Il est déporté au camp de BUCHENWALD le 17 août 1944 dans le dernier convoi parti de COMPIEGNE.

Il est envoyé en convoi disciplinaire par le futur ministre Marcel PAUL désigné à cette fin par l’administration du camp. En sabotant un convoi de marchandises il est grièvement blessé à la jambe.
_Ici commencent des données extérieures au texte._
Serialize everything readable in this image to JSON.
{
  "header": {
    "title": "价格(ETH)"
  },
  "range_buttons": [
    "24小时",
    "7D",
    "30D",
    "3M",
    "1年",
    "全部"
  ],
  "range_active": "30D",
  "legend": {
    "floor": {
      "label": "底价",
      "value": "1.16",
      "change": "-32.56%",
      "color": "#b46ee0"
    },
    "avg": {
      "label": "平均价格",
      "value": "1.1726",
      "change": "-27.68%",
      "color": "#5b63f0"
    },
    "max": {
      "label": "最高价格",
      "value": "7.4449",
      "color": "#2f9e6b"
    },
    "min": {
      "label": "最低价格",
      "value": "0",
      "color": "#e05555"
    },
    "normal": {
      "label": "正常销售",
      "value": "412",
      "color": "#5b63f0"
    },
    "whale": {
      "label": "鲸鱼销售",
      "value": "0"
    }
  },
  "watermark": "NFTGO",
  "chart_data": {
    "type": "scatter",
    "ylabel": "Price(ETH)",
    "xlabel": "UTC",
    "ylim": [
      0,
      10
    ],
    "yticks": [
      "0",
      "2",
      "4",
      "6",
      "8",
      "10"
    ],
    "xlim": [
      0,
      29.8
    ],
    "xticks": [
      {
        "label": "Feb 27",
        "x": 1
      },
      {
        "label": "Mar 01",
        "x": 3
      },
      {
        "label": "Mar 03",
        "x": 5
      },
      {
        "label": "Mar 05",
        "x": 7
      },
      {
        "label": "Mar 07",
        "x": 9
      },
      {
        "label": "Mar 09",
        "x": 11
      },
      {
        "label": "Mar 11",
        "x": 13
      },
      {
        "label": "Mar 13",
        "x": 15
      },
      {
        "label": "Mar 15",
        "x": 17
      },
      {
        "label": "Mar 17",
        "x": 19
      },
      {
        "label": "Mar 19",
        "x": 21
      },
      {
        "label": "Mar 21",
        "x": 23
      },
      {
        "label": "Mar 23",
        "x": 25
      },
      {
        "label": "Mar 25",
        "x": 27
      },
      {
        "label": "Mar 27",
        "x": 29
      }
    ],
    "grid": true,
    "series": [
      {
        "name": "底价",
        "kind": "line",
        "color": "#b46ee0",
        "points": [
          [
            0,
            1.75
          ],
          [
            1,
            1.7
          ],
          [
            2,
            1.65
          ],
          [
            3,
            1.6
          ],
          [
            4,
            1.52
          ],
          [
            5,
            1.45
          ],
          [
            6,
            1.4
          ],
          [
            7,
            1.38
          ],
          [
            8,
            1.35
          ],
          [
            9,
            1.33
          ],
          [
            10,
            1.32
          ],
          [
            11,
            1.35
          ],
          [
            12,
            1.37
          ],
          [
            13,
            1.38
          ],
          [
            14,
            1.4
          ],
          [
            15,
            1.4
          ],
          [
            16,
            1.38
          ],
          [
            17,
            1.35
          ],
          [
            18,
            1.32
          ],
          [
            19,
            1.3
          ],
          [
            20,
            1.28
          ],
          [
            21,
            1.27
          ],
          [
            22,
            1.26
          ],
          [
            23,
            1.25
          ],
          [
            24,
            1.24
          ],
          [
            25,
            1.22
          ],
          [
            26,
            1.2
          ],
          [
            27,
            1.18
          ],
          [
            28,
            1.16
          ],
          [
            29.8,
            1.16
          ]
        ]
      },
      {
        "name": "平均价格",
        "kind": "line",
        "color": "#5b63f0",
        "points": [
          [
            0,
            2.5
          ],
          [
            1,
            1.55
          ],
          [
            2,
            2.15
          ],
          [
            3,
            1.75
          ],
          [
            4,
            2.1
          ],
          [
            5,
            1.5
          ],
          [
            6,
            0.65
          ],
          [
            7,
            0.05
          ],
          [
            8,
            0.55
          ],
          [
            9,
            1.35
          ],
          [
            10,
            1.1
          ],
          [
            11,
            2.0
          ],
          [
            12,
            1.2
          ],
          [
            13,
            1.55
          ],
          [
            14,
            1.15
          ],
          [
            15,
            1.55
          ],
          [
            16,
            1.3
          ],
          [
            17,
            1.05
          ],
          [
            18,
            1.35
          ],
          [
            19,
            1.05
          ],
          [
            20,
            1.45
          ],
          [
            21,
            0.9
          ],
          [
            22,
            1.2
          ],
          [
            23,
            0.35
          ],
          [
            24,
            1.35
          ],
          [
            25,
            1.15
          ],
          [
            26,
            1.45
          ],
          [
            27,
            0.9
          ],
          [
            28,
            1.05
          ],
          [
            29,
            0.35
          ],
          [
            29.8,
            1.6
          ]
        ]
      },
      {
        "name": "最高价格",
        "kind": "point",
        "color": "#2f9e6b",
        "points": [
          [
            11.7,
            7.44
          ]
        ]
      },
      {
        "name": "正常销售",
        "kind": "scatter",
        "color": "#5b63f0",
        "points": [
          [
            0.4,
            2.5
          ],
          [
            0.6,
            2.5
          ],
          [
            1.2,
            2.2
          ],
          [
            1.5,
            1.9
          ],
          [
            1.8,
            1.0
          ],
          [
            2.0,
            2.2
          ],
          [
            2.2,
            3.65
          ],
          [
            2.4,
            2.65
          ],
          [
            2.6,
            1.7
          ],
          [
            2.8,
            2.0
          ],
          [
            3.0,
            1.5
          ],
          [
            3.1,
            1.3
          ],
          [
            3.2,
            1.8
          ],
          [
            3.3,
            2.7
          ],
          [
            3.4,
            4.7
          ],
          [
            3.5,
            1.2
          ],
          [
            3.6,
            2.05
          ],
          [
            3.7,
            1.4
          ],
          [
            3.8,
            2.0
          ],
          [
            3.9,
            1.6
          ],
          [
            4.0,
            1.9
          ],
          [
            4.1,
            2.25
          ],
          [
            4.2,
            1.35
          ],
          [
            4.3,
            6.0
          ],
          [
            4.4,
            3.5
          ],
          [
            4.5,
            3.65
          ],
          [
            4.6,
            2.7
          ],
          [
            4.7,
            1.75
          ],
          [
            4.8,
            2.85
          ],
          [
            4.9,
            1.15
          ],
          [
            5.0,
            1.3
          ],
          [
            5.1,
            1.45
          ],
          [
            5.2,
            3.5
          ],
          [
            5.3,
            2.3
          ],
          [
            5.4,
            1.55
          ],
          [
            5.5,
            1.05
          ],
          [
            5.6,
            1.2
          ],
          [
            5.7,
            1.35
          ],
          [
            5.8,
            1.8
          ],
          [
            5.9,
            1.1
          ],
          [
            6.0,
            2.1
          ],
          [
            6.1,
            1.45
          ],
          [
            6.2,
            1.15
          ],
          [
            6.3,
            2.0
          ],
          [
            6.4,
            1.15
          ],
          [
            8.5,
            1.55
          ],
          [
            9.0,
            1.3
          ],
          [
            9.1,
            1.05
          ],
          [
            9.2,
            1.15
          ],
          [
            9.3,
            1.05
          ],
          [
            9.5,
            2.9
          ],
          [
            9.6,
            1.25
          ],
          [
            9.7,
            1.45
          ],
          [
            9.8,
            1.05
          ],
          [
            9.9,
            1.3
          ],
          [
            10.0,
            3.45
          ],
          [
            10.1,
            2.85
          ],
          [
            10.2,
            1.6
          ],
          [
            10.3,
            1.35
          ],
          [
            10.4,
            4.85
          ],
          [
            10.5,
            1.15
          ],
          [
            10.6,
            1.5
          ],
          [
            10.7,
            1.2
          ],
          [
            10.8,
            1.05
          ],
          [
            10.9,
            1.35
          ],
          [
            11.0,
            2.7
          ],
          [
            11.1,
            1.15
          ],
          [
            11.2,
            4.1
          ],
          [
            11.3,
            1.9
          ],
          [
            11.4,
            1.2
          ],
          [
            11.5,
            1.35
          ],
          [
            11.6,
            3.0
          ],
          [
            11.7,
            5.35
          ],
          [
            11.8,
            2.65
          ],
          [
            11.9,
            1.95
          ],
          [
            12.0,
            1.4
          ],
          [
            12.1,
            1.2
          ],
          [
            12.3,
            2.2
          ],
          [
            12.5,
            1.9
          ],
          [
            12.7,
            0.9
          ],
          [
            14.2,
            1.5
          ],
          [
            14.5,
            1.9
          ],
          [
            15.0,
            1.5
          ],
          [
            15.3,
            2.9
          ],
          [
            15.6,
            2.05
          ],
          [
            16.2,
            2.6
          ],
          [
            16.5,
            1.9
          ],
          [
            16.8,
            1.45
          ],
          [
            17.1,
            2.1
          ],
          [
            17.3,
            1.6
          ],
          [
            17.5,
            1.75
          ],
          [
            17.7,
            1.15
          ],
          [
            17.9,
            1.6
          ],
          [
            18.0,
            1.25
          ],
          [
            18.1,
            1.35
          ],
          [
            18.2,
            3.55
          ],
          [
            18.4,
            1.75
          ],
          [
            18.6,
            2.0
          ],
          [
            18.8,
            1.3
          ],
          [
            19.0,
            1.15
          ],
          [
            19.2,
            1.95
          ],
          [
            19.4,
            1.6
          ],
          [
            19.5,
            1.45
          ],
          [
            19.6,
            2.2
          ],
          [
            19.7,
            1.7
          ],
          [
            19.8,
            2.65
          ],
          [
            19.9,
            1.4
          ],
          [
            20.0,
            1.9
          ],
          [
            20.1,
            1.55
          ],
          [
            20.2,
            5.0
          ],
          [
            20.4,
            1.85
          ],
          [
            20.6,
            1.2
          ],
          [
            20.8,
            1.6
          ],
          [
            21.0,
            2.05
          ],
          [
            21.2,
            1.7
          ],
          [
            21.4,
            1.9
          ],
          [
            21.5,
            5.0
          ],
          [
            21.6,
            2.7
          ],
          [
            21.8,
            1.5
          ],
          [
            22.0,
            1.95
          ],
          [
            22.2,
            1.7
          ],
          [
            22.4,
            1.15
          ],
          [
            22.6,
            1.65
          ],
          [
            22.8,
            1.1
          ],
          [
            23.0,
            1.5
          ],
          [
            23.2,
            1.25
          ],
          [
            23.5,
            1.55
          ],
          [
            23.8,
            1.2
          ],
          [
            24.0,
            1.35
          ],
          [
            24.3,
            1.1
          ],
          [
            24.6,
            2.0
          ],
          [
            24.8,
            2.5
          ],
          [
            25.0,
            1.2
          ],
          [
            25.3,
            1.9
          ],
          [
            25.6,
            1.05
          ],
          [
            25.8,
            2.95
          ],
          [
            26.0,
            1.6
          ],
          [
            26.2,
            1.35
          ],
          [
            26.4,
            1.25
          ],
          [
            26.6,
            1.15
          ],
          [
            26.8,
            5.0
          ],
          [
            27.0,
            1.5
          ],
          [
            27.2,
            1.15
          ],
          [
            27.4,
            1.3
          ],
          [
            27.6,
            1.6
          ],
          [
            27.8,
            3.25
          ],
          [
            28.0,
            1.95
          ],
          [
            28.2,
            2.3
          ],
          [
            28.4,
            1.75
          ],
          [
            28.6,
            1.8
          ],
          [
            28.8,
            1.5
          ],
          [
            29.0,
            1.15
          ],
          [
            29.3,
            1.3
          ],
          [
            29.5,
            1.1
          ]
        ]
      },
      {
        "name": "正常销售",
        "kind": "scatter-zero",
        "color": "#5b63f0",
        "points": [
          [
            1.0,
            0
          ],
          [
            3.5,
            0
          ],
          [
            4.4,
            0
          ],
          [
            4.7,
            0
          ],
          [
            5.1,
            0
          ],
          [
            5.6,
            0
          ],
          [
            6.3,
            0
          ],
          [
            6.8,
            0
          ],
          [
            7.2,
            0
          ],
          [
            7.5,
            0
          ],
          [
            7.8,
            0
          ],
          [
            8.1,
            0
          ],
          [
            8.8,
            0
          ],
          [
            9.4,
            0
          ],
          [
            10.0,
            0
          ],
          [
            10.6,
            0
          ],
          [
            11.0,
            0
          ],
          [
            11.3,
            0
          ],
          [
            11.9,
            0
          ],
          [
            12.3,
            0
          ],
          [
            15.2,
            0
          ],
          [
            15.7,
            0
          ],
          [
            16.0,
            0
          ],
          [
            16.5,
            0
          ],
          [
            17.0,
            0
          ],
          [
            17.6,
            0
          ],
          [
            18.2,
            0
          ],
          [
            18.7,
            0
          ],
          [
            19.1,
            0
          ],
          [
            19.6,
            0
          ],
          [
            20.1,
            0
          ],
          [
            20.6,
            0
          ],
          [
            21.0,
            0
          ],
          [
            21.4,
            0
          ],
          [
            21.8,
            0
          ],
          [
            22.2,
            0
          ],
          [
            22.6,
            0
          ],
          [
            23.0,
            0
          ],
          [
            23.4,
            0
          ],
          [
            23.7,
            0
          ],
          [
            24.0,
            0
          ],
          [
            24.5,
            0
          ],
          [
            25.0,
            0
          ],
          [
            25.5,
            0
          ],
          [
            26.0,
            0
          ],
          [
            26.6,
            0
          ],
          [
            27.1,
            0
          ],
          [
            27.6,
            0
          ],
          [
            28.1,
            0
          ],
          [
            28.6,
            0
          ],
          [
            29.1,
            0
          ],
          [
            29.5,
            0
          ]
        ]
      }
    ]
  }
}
Evacué lors de la débâcle, il subit les marches de la mort durant plusieurs jours sur une centaine de kilomètres avant d’être libéré le 9 mai 1945 par l’armée soviétique ; 95 % de la caravane ont péri achevés d’une balle dans la tête puis chargés sur le camion qui les précédait.
Il s’échappe par ses propres moyens et arrive en gare de Nancy le 26 mai 1945 ; il pesait alors 39 Kgs pour un mètre 75.

Il est nommé quelques semaines plus tard 1 er Président National de la Fédération Nationale des Prisonniers de Guerre devenue FNCPG-CATM, membre fondateur des Combattants Volontaires de le Résistance (CVR) et de la Fédération Nationale des Déportés Internés de la Résistance.

En 1946, il part en mission spéciale en Autriche en qualité de capitaine du service de renseignement militaire Français rattaché à la sureté nationale à INNSBRUK pour sauver de l’épuration ses amis alpinistes autrichiens.

Il est désigné membre de la délégation française au Procès de NUREMBERG.

Il revient enfin à Nancy pour reprendre son métier d’avoué et devient conseiller Municipal (président de la commission du théâtre), avant d’intégrer la Magistrature grâce à l’intervention
de son ami Pierre-Henri TEITGEN ancien garde des sceaux.

Il était titulaire de nombreuses distinctions :
Croix de Guerre 1939-1945, 4 citations (2 étoiles et 2 palmes)
Médaille de la Résistance avec rosette
Médaille des déportés de la résistance
Médaille des forces françaises libres
Médaille des Combattants Volontaires de la Résistance

Fait Commandeur de la Légion d’honneur dans la Cour des invalides en 1956 au titre de la Défense Nationale en qualité de Commandant des Forces Françaises Combattantes, résistant, déporté ; il devait être promu Grand-officier lorsqu’il est décédé subitement d’une embolie pulmonaire à son domicile le 13 avril 1974 ; dans les heures qui ont suivi, les services de renseignements sont venus récupérer chez lui une valise de documents dont ils connaissaient l’emplacement.